On August 15, Hirohito’s recording, dubbed the Jewel Voice Broadcast, was played on radio, insisting on the necessity for immediate and unconditional surrender. The emperor pointed to the ruinous state of the Japanese war effort.
He referred to the bombings of Hiroshima and Nagasaki, stating: “[t]he enemy has begun to employ a new and most cruel bomb, the power of which to do damage is, indeed, incalculable, taking the toll of many innocent lives.

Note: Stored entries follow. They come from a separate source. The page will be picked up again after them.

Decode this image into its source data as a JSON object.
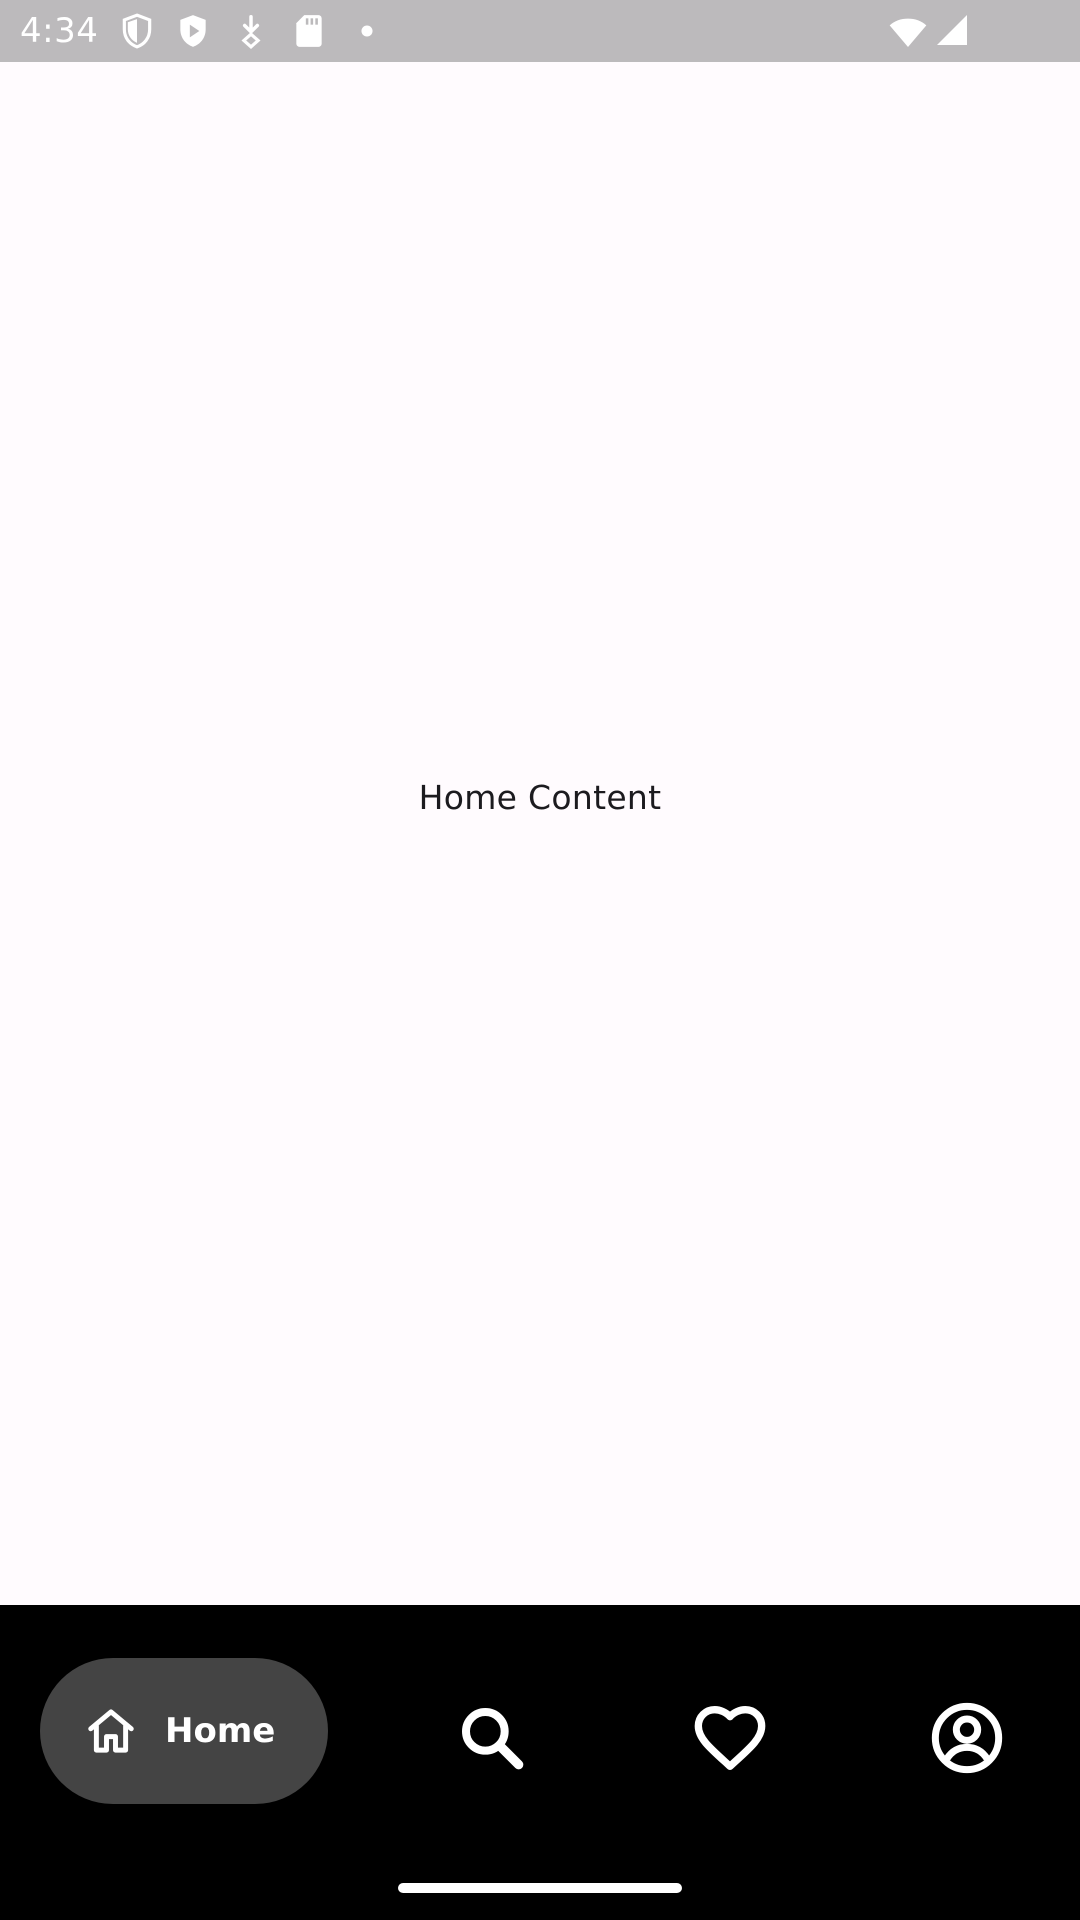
{
  "status_bar": {
    "time": "4:34",
    "icons": [
      "shield-outline-icon",
      "shield-play-icon",
      "download-arrow-icon",
      "sd-card-icon",
      "dot-icon",
      "wifi-icon",
      "cell-signal-icon"
    ]
  },
  "main": {
    "content_text": "Home Content"
  },
  "bottom_nav": {
    "items": [
      {
        "label": "Home",
        "icon": "home-icon",
        "selected": true
      },
      {
        "icon": "search-icon",
        "selected": false
      },
      {
        "icon": "heart-icon",
        "selected": false
      },
      {
        "icon": "account-circle-icon",
        "selected": false
      }
    ]
  },
  "colors": {
    "background": "#fffbfe",
    "status_bar": "#bcbabc",
    "nav_bar": "#000000",
    "nav_pill": "#444444",
    "text": "#1c1b1f",
    "nav_icon": "#ffffff"
  }
}
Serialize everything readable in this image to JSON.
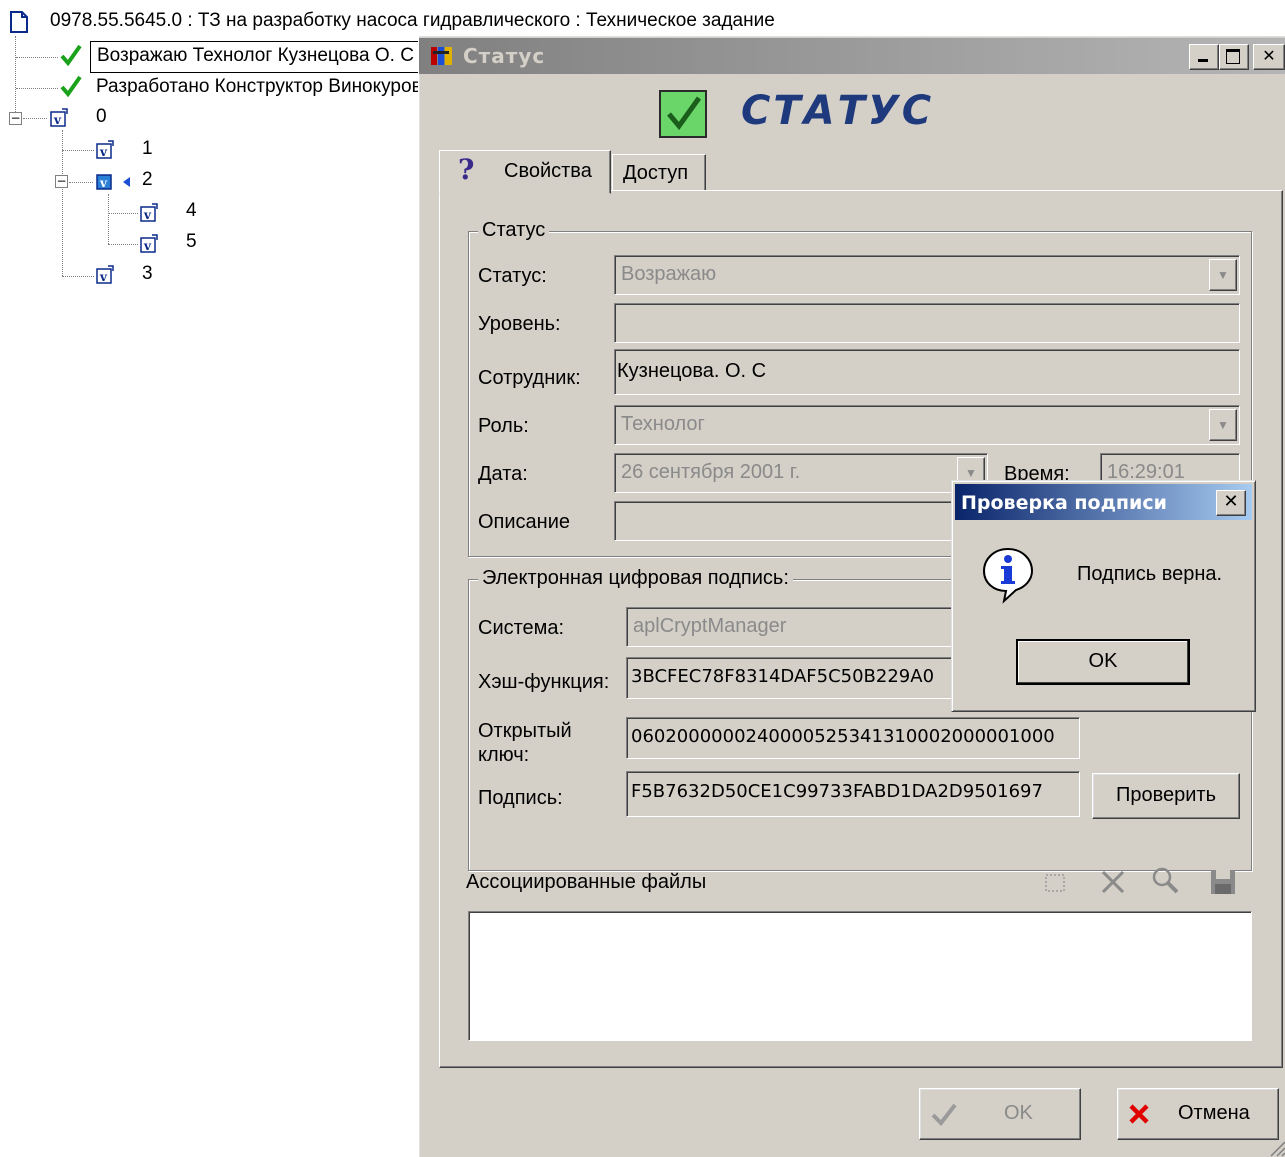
{
  "tree": {
    "root_label": "0978.55.5645.0 : ТЗ на разработку насоса гидравлического : Техническое задание",
    "status_items": [
      {
        "label": "Возражаю Технолог Кузнецова О. С"
      },
      {
        "label": "Разработано Конструктор Винокуров"
      }
    ],
    "versions": [
      "0",
      "1",
      "2",
      "4",
      "5",
      "3"
    ]
  },
  "dialog": {
    "title": "Статус",
    "header_title": "СТАТУС",
    "tabs": [
      "Свойства",
      "Доступ"
    ],
    "help_glyph": "?",
    "status_group": {
      "legend": "Статус",
      "status_label": "Статус:",
      "status_value": "Возражаю",
      "level_label": "Уровень:",
      "level_value": "",
      "employee_label": "Сотрудник:",
      "employee_value": "Кузнецова. О. С",
      "role_label": "Роль:",
      "role_value": "Технолог",
      "date_label": "Дата:",
      "date_value": "26 сентября 2001 г.",
      "time_label": "Время:",
      "time_value": "16:29:01",
      "description_label": "Описание",
      "description_value": ""
    },
    "signature_group": {
      "legend": "Электронная цифровая подпись:",
      "system_label": "Система:",
      "system_value": "aplCryptManager",
      "hash_label": "Хэш-функция:",
      "hash_value": "3BCFEC78F8314DAF5C50B229A0",
      "public_key_label_1": "Открытый",
      "public_key_label_2": "ключ:",
      "public_key_value": "0602000000240000525341310002000001000",
      "signature_label": "Подпись:",
      "signature_value": "F5B7632D50CE1C99733FABD1DA2D9501697",
      "verify_button": "Проверить"
    },
    "files": {
      "label": "Ассоциированные файлы"
    },
    "ok_button": "OK",
    "cancel_button": "Отмена"
  },
  "message_box": {
    "title": "Проверка подписи",
    "text": "Подпись верна.",
    "ok_button": "OK",
    "close_glyph": "✕"
  },
  "colors": {
    "check_green": "#1aa31a",
    "header_blue": "#1f3a7c",
    "msg_title_blue": "#0a246a",
    "cancel_red": "#e00000"
  }
}
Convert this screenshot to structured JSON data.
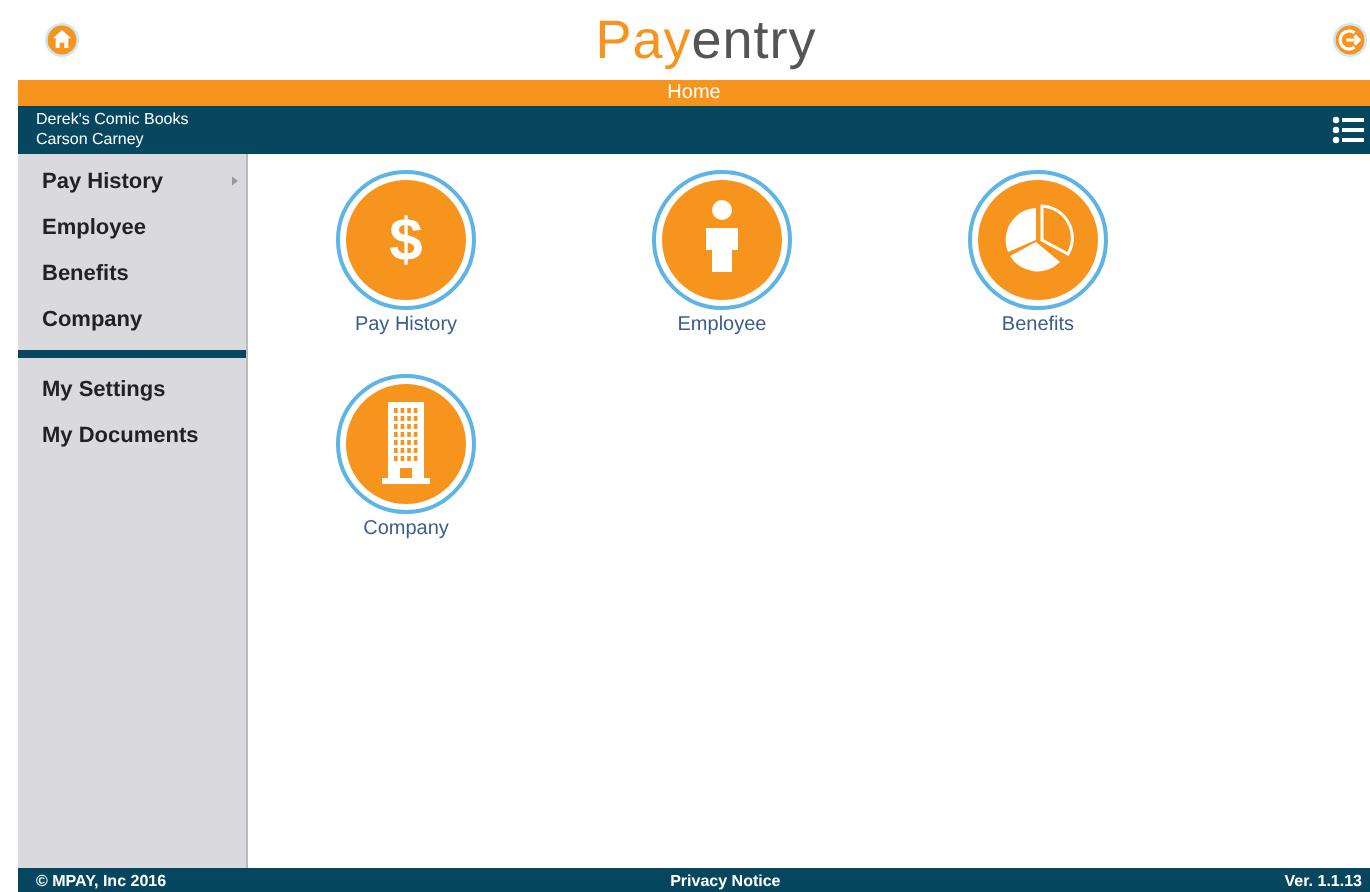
{
  "header": {
    "logo_accent": "Pay",
    "logo_rest": "entry"
  },
  "page_bar": {
    "title": "Home"
  },
  "account_bar": {
    "company": "Derek's Comic Books",
    "user": "Carson Carney"
  },
  "sidebar": {
    "groups": [
      [
        {
          "label": "Pay History",
          "has_submenu": true
        },
        {
          "label": "Employee",
          "has_submenu": false
        },
        {
          "label": "Benefits",
          "has_submenu": false
        },
        {
          "label": "Company",
          "has_submenu": false
        }
      ],
      [
        {
          "label": "My Settings",
          "has_submenu": false
        },
        {
          "label": "My Documents",
          "has_submenu": false
        }
      ]
    ]
  },
  "tiles": [
    {
      "label": "Pay History",
      "kind": "dollar",
      "symbol": "$"
    },
    {
      "label": "Employee",
      "kind": "person"
    },
    {
      "label": "Benefits",
      "kind": "pie"
    },
    {
      "label": "Company",
      "kind": "building"
    }
  ],
  "footer": {
    "copyright": "© MPAY, Inc 2016",
    "link": "Privacy Notice",
    "version": "Ver. 1.1.13"
  }
}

Should we continue to fight, not only would it result in an ultimate collapse and obliteration of the Japanese nation, but also it would lead to the total extinction of human civilization.”
Japan had first raised the prospect of a surrender in May but had been rebuffed.
100 years ago: Polish troops break through Red Army lines outside of Warsaw
On August 16, 1920, Polish troops counterattacked against the Red Army outside Warsaw, the Polish capital, and threatened to encircle it. In an exceptionally confusing battle along the Vistula River, only eight miles outside of the city, a Polish force made a bold attack on the left flank of the Red Army at a weak point in the Soviet lines, contrary to the advice of French imperialist advisors.
The plan was a gamble for Polish forces, and when the Soviet command intercepted plans for the attack, it disregarded them as fake. Nevertheless, on August 12, Red Army General Mikhail Tukhachevsky was taken by surprise when critical communications equipment between units was seized by the Poles, and he was unable to maneuver some of his forces. By August 16, Polish forces attacked the Red Army at its weakest point and were able to exploit a gap in the Soviet encirclement. Tukhachevsky was forced to retreat.
While the Battle of Warsaw preserved the Polish capitalist state, the Soviet Republic had successfully repelled a Polish invasion into the Ukraine in April, advanced the borders of the Soviet Republic hundreds of miles and secured the frontiers of an independent Soviet Ukraine. The hopes of French and British imperialism to intervene with their own or with proxy troops were dashed. The Poles and Soviets signed a peace treaty in October.
In assessing the Polish-Soviet War in a September speech, the Soviet Commissar of War, Leon Trotsky, noted that “such setbacks are inevitable in a big military campaign. War does not proceed like a chronometer in which each movement of each wheel, each hand, is calculated to a second. War is a fierce struggle between two powerful forces and is inevitably associated with unexpected events, and this is especially true of maneuvering, revolutionary war.”